In a span of two weeks in October, terrible things took place. A member of the party is fatally stabbed when James Reed attempts to break up an altercation and Reed is banished and forced to abandon his family in order to escape frontier justice by hanging. An elderly Belgian man named Hardkoop is cast out of a wagon and no one else takes him into their wagon. He falls behind and is not seen again. Paiute raids result in the death and theft of almost fifty oxen. A murder is premeditated and carried out. A man accidentally shoots his brother in law, who is buried along the trail. By the time the party reaches Truckee Meadows in late October, the party has lost almost a hundred head of livestock and the families are no longer traveling together. Dissension is rife and each group is fending for itself.

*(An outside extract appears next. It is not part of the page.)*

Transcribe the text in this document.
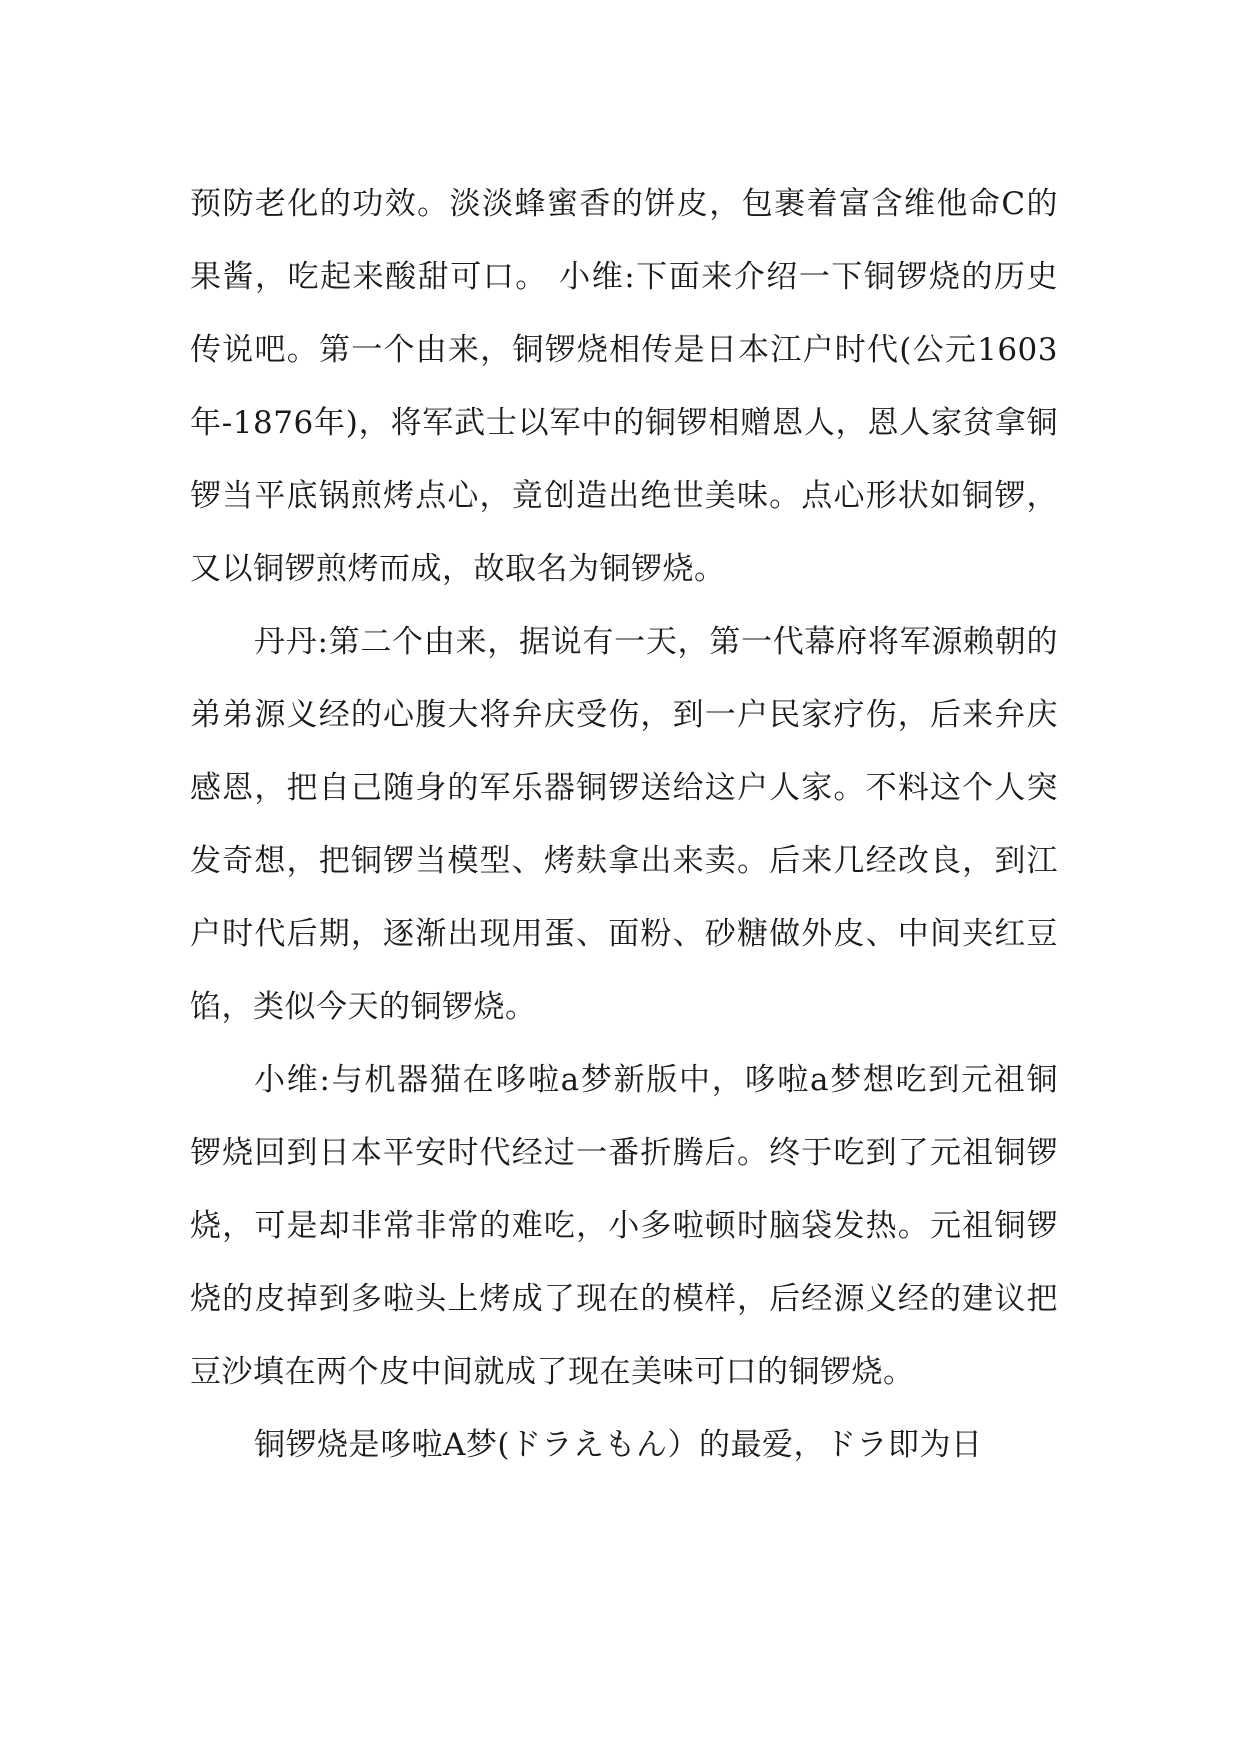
预防老化的功效。淡淡蜂蜜香的饼皮，包裹着富含维他命C的果酱，吃起来酸甜可口。 小维:下面来介绍一下铜锣烧的历史传说吧。第一个由来，铜锣烧相传是日本江户时代(公元1603年-1876年)，将军武士以军中的铜锣相赠恩人，恩人家贫拿铜锣当平底锅煎烤点心，竟创造出绝世美味。点心形状如铜锣，又以铜锣煎烤而成，故取名为铜锣烧。

丹丹:第二个由来，据说有一天，第一代幕府将军源赖朝的弟弟源义经的心腹大将弁庆受伤，到一户民家疗伤，后来弁庆感恩，把自己随身的军乐器铜锣送给这户人家。不料这个人突发奇想，把铜锣当模型、烤麸拿出来卖。后来几经改良，到江户时代后期，逐渐出现用蛋、面粉、砂糖做外皮、中间夹红豆馅，类似今天的铜锣烧。

小维:与机器猫在哆啦a梦新版中，哆啦a梦想吃到元祖铜锣烧回到日本平安时代经过一番折腾后。终于吃到了元祖铜锣烧，可是却非常非常的难吃，小多啦顿时脑袋发热。元祖铜锣烧的皮掉到多啦头上烤成了现在的模样，后经源义经的建议把豆沙填在两个皮中间就成了现在美味可口的铜锣烧。

铜锣烧是哆啦A梦(ドラえもん）的最爱，ドラ即为日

In the first days of November, having rested in the foothills and repaired their equipment, a group of emigrants set camp for the night on a ridge in the high Sierra within sight of the summit, too tired to push on. The next morning, they wake with a heavy weight on their chests and, unable to see anything, scramble upright into a world blanketed by a sheet of freshly fallen snow five feet deep. The path to the summit is obscured and impassable.
In December, cannibalism becomes reality with the consumption of the dead after all animal hides and carcasses are consumed. The native guides who had camped with the pioneers see the writing in the snow and escape in the night, but are tracked, shot and eaten, having been unable to go far in the deep drifts and the freezing chill of night.
It isn’t until mid-January that a party of survivors calling themselves the Fornlorn Hope manage to trek down the mountain, half dead, to report how much livestock the group has lost and how unprepared they are to survive a Sierra winter. Throughout February and March, rescuers based out of Sutter’s Fort (in what is now the Sacramento area) hike to the Donner camp, but unable to carry much without pack animals, they arrive in a condition not much better than the survivors. The walk back down the mountain is no easier.
It isn’t until April that the weather turns fair enough to rescue with ease, and on April 21st, the last survivor leaves the lake. He is Louis Keseberg, whose family has perished during the winter, and who survives on the bodies of the dead. He is the one who cast Hardkoop out of his wagon, leaving him to die on the trail.
Of the 48 survivors, Keseberg is the most unlucky. Newspapers print lurid exaggerations of his cannibalistic tendencies, accusing him of murder and of preferring human to animal flesh. Children stone him in the streets and eventually, he simply avoids going out of doors. What damns him most is not only the imagery of human bones in pots, but his refusal to leave the lake camp until the very end. What kind of man chooses to hunker down in a frozen hell rather than spring on one after another chance to walk out with rescuers? What kind of man is suited to a life of solitary cannibalism? Keseberg never manages to shake those questions in his lifetime.
But what metric do the rest of us have to measure his experience against? None of us could claim to have had an experience so harrowing and so extreme. Who knows what the man was thinking or feeling? He may have been frozen with grief for his family. Or he may have regressed into a primal survivalist mode. Or both. An experience so out of our own range defies sympathy. We only have surfaces to look at.
How do we tell the difference between what seems and what is?